Introduction
late-interaction-kernels provides fused Triton and Metal kernels for MaxSim, the late-interaction scoring at the heart of ColBERT, ColPali, ModernColBERT, LateOn and ColBERTv2. They're numerically identical to plain PyTorch, but fuse the similarity matrix, max-reduction and (optional) L2-normalisation into a single launch, so the full [Nq, Nd, Lq, Ld] score tensor never lands in HBM.
PyLate and colpali-engine support them natively: install the extra and their auto dispatch picks the kernels up, no code change. You can also call them directly: a stateless MaxSimScorer module for custom training loops, or function-level entry points (maxsim, maxsim_varlen, maxsim_padded, ...) for everything else.
Install
pip install late-interaction-kernels
| Platform |
Backend |
| Linux + CUDA (sm_75+) |
Fused Triton kernels (autotuned, FP8 on Hopper/Blackwell). |
| macOS (Apple Silicon, MPS) |
Fused Metal simdgroup_matrix kernels for inference and training (fp16 / bf16, d ≤ 128); torch.compile fallback otherwise. |
| CPU / Windows |
Autograd-aware pure-PyTorch reference. |
Quickstart
Score directly (maxsim / maxsim_pairs)
maxsim is the lowest-level public entry point: autograd-aware, mask-aware, and dispatches on D.dim(), so one call covers in-batch and knowledge-distillation layouts in a single fused launch. The argmax buffer for the backward is skipped automatically when neither input requires grad, so this is the inference path too.
from late_interaction_kernels import maxsim, maxsim_pairs
# in-batch: Q[Nq, Lq, d] × D[Nd, Ld, d] → [Nq, Nd]
scores = maxsim(Q, D, q_mask=q_mask, d_mask=d_mask, normalize=True)
# KD / hard-negative: D is 4D [Nq, K, Ld, d] → [Nq, K] (one launch, no Python loop)
scores = maxsim(Q, D_kd, q_mask=q_mask, d_mask=d_mask_kd)
# pairwise (diagonal): Q[B, Lq, d] × D[B, Ld, d] → [B]

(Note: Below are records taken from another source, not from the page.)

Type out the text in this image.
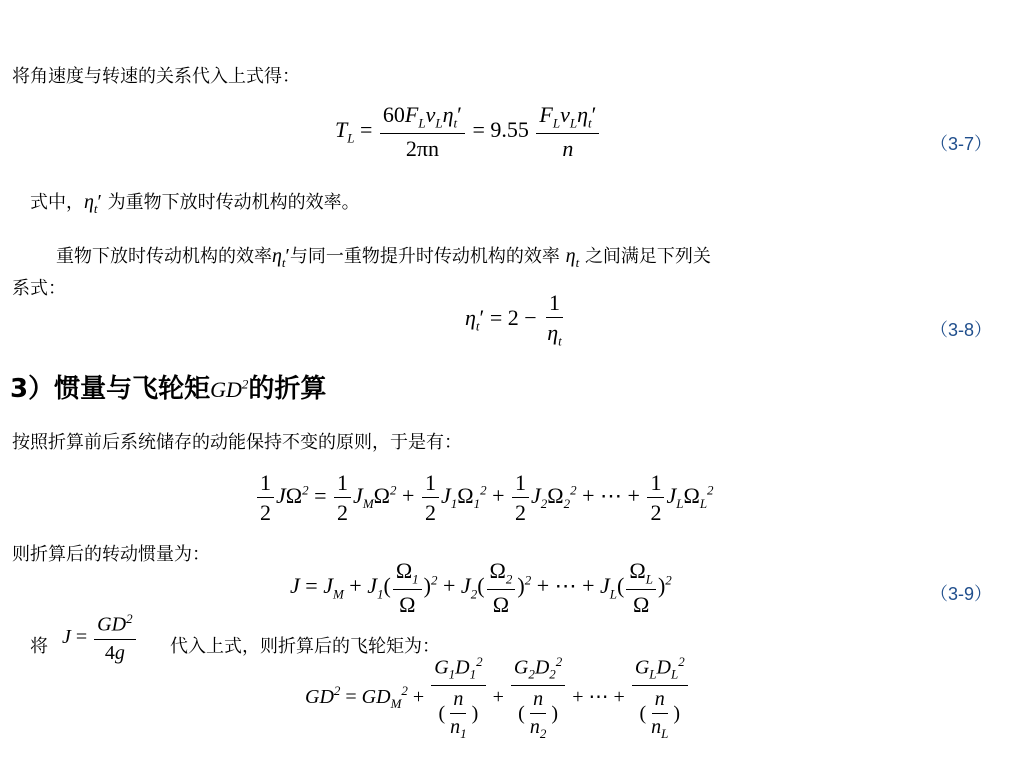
将角速度与转速的关系代入上式得：
$T_L = \frac{60F_Lv_L\eta_t'}{2\pi n} = 9.55 \frac{F_Lv_L\eta_t'}{n}$	（3-7）
式中，$\eta_t'$ 为重物下放时传动机构的效率。
重物下放时传动机构的效率$\eta_t'$与同一重物提升时传动机构的效率 $\eta_t$ 之间满足下列关
系式：
$\eta_t' = 2 - \frac{1}{\eta_t}$	（3-8）
3）惯量与飞轮矩$GD^2$的折算
按照折算前后系统储存的动能保持不变的原则，于是有：
$\frac{1}{2} J\Omega^2 = \frac{1}{2} J_M\Omega^2 + \frac{1}{2} J_1\Omega_1^2 + \frac{1}{2} J_2\Omega_2^2$ + ⋯ + $\frac{1}{2} J_L\Omega_L^2$
则折算后的转动惯量为：
$J = J_M + J_1( \frac{\Omega_1}{\Omega} )^2 + J_2( \frac{\Omega_2}{\Omega} )^2$ + ⋯ + $J_L( \frac{\Omega_L}{\Omega} )^2$
（3-9）
将 $J = \frac{GD^2}{4g}$ 代入上式，则折算后的飞轮矩为：
$GD^2 = GD_M^2 + \frac{G_1D_1^2}{( \frac{n}{n_1} )} + \frac{G_2D_2^2}{( \frac{n}{n_2} )}$ + ⋯ + $\frac{G_LD_L^2}{( \frac{n}{n_L} )}$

scores = maxsim_pairs(Q, D, q_mask=q_mask, d_mask=d_mask)
PyLate & colpali-engine
Both ship a native LIK backend: install the extra and their auto dispatch picks it up, no code change (force it with PYLATE_SCORES_BACKEND=lik / COLPALI_SCORES_BACKEND=lik). On older versions the patch_* drop-ins route scoring + loss through the fused kernel at import time (LIK_DISABLE=1 falls back; deprecated no-ops once native support is present).
|
PyLate ≥ 1.5.1
pip install "pylate[lik]"
PyLate < 1.5.1:
import late_interaction_kernels as lik
lik.patch_pylate()
|
colpali-engine ≥ 0.3.17
pip install "colpali-engine[lik]"
colpali-engine < 0.3.17:
import late_interaction_kernels as lik
lik.patch_colpali_engine()
|
Top-k retrieval
Score Q against a large corpus and return the top-k per query without materialising the full [Nq, Nd] matrix. chunk= streams documents in tiles so peak HBM stays bounded.
from late_interaction_kernels import retrieve
scores, indices = retrieve(Q, D, top_k=100, chunk=4096)

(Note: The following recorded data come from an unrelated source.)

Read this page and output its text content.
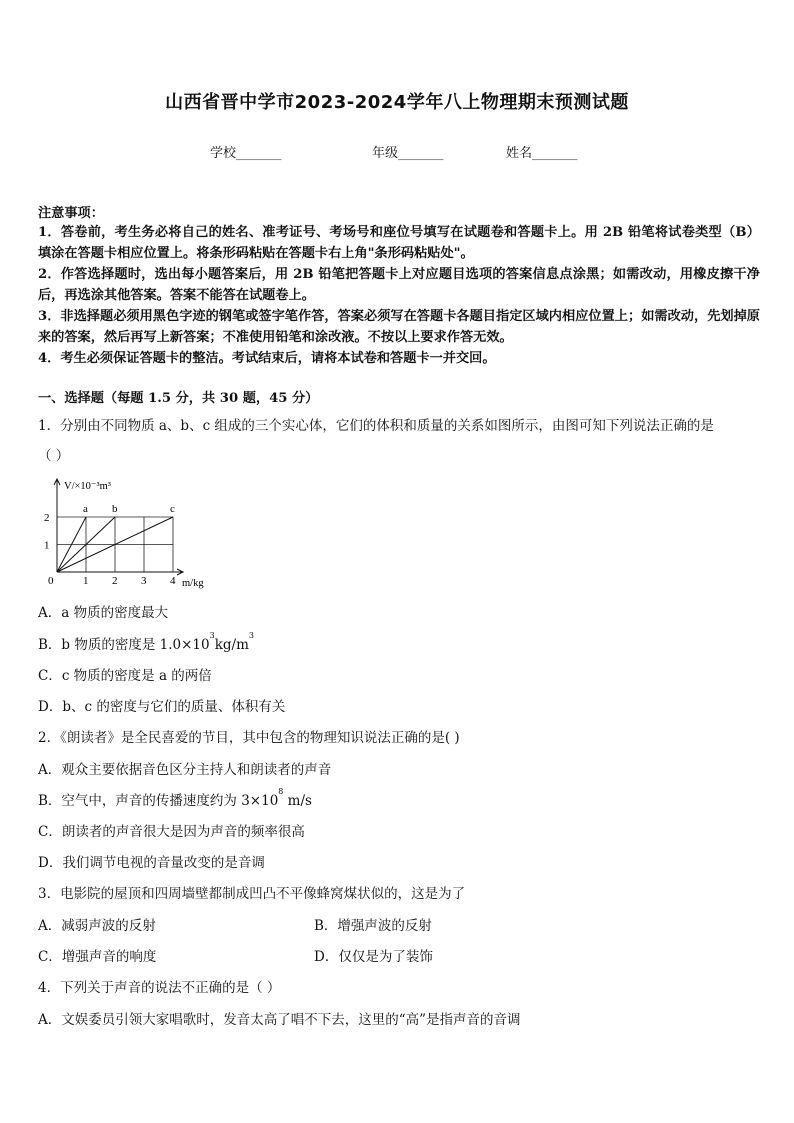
山西省晋中学市2023-2024学年八上物理期末预测试题
学校_______	年级_______	姓名_______
注意事项：
1．答卷前，考生务必将自己的姓名、准考证号、考场号和座位号填写在试题卷和答题卡上。用 2B 铅笔将试卷类型（B）填涂在答题卡相应位置上。将条形码粘贴在答题卡右上角"条形码粘贴处"。
2．作答选择题时，选出每小题答案后，用 2B 铅笔把答题卡上对应题目选项的答案信息点涂黑；如需改动，用橡皮擦干净后，再选涂其他答案。答案不能答在试题卷上。
3．非选择题必须用黑色字迹的钢笔或签字笔作答，答案必须写在答题卡各题目指定区域内相应位置上；如需改动，先划掉原来的答案，然后再写上新答案；不准使用铅笔和涂改液。不按以上要求作答无效。
4．考生必须保证答题卡的整洁。考试结束后，请将本试卷和答题卡一并交回。
一、选择题（每题 1.5 分，共 30 题，45 分）
1．分别由不同物质 a、b、c 组成的三个实心体，它们的体积和质量的关系如图所示，由图可知下列说法正确的是
（ ）
a b	c
0	1 2 3 4
1
2
V/×10⁻³m³
m/kg
A．a 物质的密度最大
B．b 物质的密度是 $1.0\times 10^3kg/m^3$
C．c 物质的密度是 a 的两倍
D．b、c 的密度与它们的质量、体积有关
2．《朗读者》是全民喜爱的节目，其中包含的物理知识说法正确的是( )
A．观众主要依据音色区分主持人和朗读者的声音
B．空气中，声音的传播速度约为 $3\times 10^8$ m/s
C．朗读者的声音很大是因为声音的频率很高
D．我们调节电视的音量改变的是音调
3．电影院的屋顶和四周墙壁都制成凹凸不平像蜂窝煤状似的，这是为了
A．减弱声波的反射	B．增强声波的反射
C．增强声音的响度	D．仅仅是为了装饰
4．下列关于声音的说法不正确的是（ ）
A．文娱委员引领大家唱歌时，发音太高了唱不下去，这里的“高”是指声音的音调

# both [Nq, 100]; chunk= bounds peak HBM at Nq * (chunk + top_k)
PLAID: compressed, ragged ColBERTv2 indexes
For PLAID-style indexes where documents are stored as centroid codes + residuals at variable lengths. A single kernel fuses decompression, L2-normalisation and MaxSim. No decoded tensor is ever written back to HBM.
from late_interaction_kernels.plaid import maxsim_residual_varlen
scores = maxsim_residual_varlen(
Q, codes_flat, residuals_flat, cu_seqlens_d,
centroids=centroids, bucket_weights=bucket_weights,
nbits=2, normalize=True,
) # [Nd] fp32; one kernel does decompress + L2-normalize + MaxSim
Custom training loop: stateless MaxSimScorer module
A stateless nn.Module wrapper around maxsim. Drop it into any training loop that needs autograd-aware late-interaction scoring without touching PyLate.

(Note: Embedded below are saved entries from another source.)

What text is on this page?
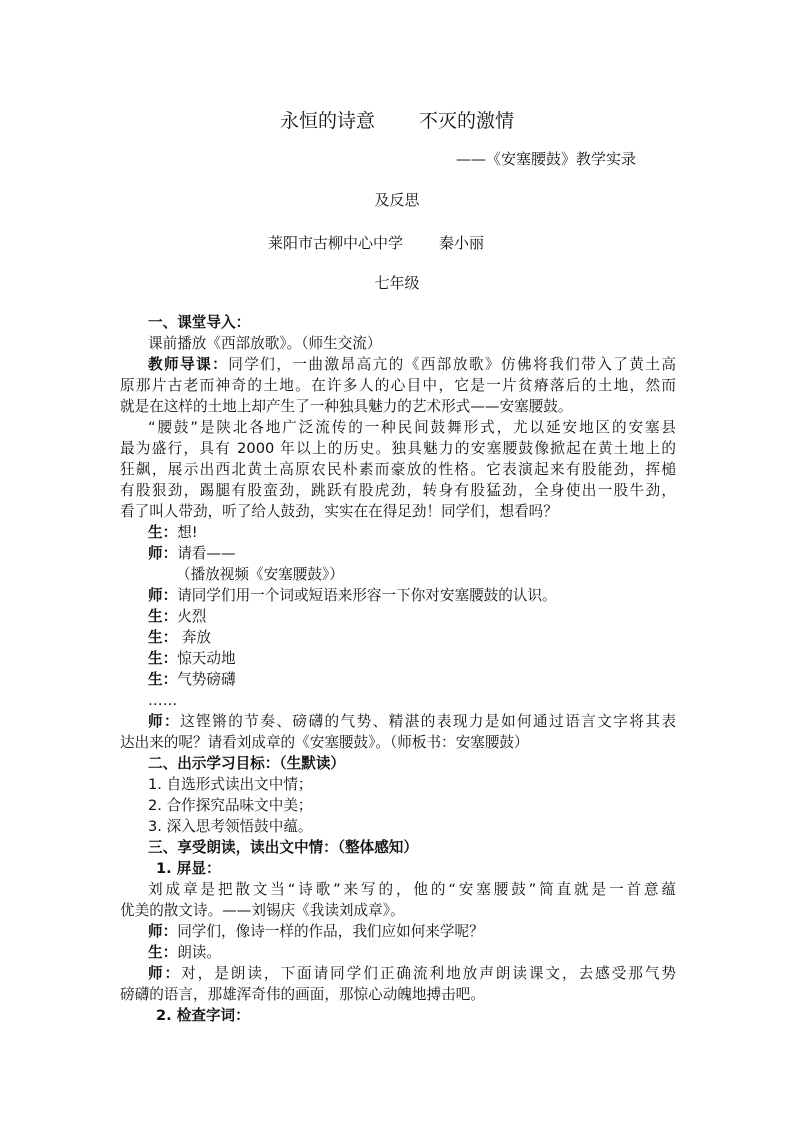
永恒的诗意 不灭的激情
——《安塞腰鼓》教学实录
及反思
莱阳市古柳中心中学 秦小丽
七年级

一、课堂导入：

课前播放《西部放歌》。（师生交流）

教师导课：同学们，一曲激昂高亢的《西部放歌》仿佛将我们带入了黄土高

原那片古老而神奇的土地。在许多人的心目中，它是一片贫瘠落后的土地，然而

就是在这样的土地上却产生了一种独具魅力的艺术形式——安塞腰鼓。

“腰鼓”是陕北各地广泛流传的一种民间鼓舞形式，尤以延安地区的安塞县

最为盛行，具有 2000 年以上的历史。独具魅力的安塞腰鼓像掀起在黄土地上的

狂飙，展示出西北黄土高原农民朴素而豪放的性格。它表演起来有股能劲，挥槌

有股狠劲，踢腿有股蛮劲，跳跃有股虎劲，转身有股猛劲，全身使出一股牛劲，

看了叫人带劲，听了给人鼓劲，实实在在得足劲！同学们，想看吗？

生：想!

师：请看——

（播放视频《安塞腰鼓》）

师：请同学们用一个词或短语来形容一下你对安塞腰鼓的认识。

生：火烈

生： 奔放

生：惊天动地

生：气势磅礴

……

师：这铿锵的节奏、磅礴的气势、精湛的表现力是如何通过语言文字将其表

达出来的呢？请看刘成章的《安塞腰鼓》。（师板书：安塞腰鼓）

二、出示学习目标：（生默读）

1. 自选形式读出文中情；

2. 合作探究品味文中美；

3. 深入思考领悟鼓中蕴。

三、享受朗读，读出文中情：（整体感知）

1. 屏显：

刘成章是把散文当“诗歌”来写的，他的“安塞腰鼓”简直就是一首意蕴

优美的散文诗。——刘锡庆《我读刘成章》。

师：同学们，像诗一样的作品，我们应如何来学呢？

生：朗读。

师：对，是朗读，下面请同学们正确流利地放声朗读课文，去感受那气势

磅礴的语言，那雄浑奇伟的画面，那惊心动魄地搏击吧。

2. 检查字词：
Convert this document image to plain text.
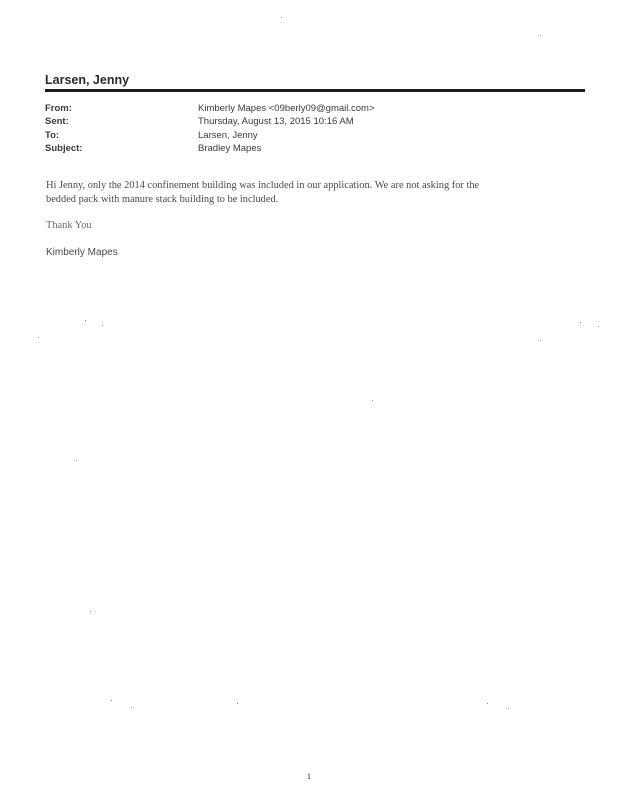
Larsen, Jenny
From:	Kimberly Mapes <09berly09@gmail.com>
Sent:	Thursday, August 13, 2015 10:16 AM
To:	Larsen, Jenny
Subject:	Bradley Mapes
Hi Jenny, only the 2014 confinement building was included in our application. We are not asking for the
bedded pack with manure stack building to be included.
Thank You
Kimberly Mapes
1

from late_interaction_kernels import MaxSimScorer
scorer = MaxSimScorer(normalize=True) # nn.Module, no parameters
scores = scorer(Q, D, q_mask=q_mask, d_mask=d_mask) # [Nq, Nd] fp32
scores.mean().backward()
Benchmarks
1×H100 80GB SXM, bf16 inputs / fp32 accumulator, 50-iter median. All
speedups are measured at matched numerics: every baseline runs the
einsum with an fp32 accumulator (same as the fused kernel), and parity
is asserted at atol=1e-2 before timing.
Speed
|
Rerank / inference |
PyLate cached-contrastive |
PLAID rerank vs fast_plaid |
Fused D-head (training) |
FP8 vs bf16 (Hopper) |
LateOn-Code-edge e2e |
| Speedup |
1.7-16× |
5.0-6.9× |
8-23× full 18-51× partial |
0.94-4.5× |
1.1-1.3× |
1.00-1.06× |
Rerank is vs both the eager fp32-accumulator path and torch.compile;
PLAID rerank includes top-k; the fused D-head win grows with Nd · Ld
(the two smallest LateOn shapes are 0.94-0.95×, i.e. slightly slower;
≥1.4× from Nd=128, Ld=1024 up — every ColBERT/ColPali-scale shape);
FP8 is at Ld ≥ 256. Full tables and reproduction commands live in
docs/benchmarks.md; for how the bench scripts
themselves are organised — CLI conventions (--only, --variants),
per-script summaries, and how to run one bench, the whole sweep, or a
RUN_ONLY-filtered subset on a SkyPilot cluster — see
benchmarks/README.md.
Memory
The naive einsum materialises the full [Nq · Nd · Lq · Ld] similarity
tensor in fp32 before max(-1); its column reports the measured allocator
peak, which runs above the similarity tensor alone because the fp32-cast
operand copies coexist with it. The fused kernel never writes any of that:
document tiles stream through SRAM and only [Nq, Nd] scores come back,
plus a [Nq · Nd, Lq] int32 argmax buffer when training.
| shape |
naive scratch |
fused fwd |
fused fwd + bwd |
Nq=1, Nd=1k, Lq=32, Ld=300 |
183 MB |
4 KB |
128 KB |
Nq=1, Nd=1k, Lq=128, Ld=1024 (ColPali) |
1.0 GB |
4 KB |
512 KB |
Nq=16, Nd=32, Lq=32, Ld=8192 |
2.1 GB |
2 KB |
64 KB |
The ColPali row assumes a short text query expanded to Lq = 128
(ColBERT-style query augmentation) against a Ld ≈ 1024-patch page.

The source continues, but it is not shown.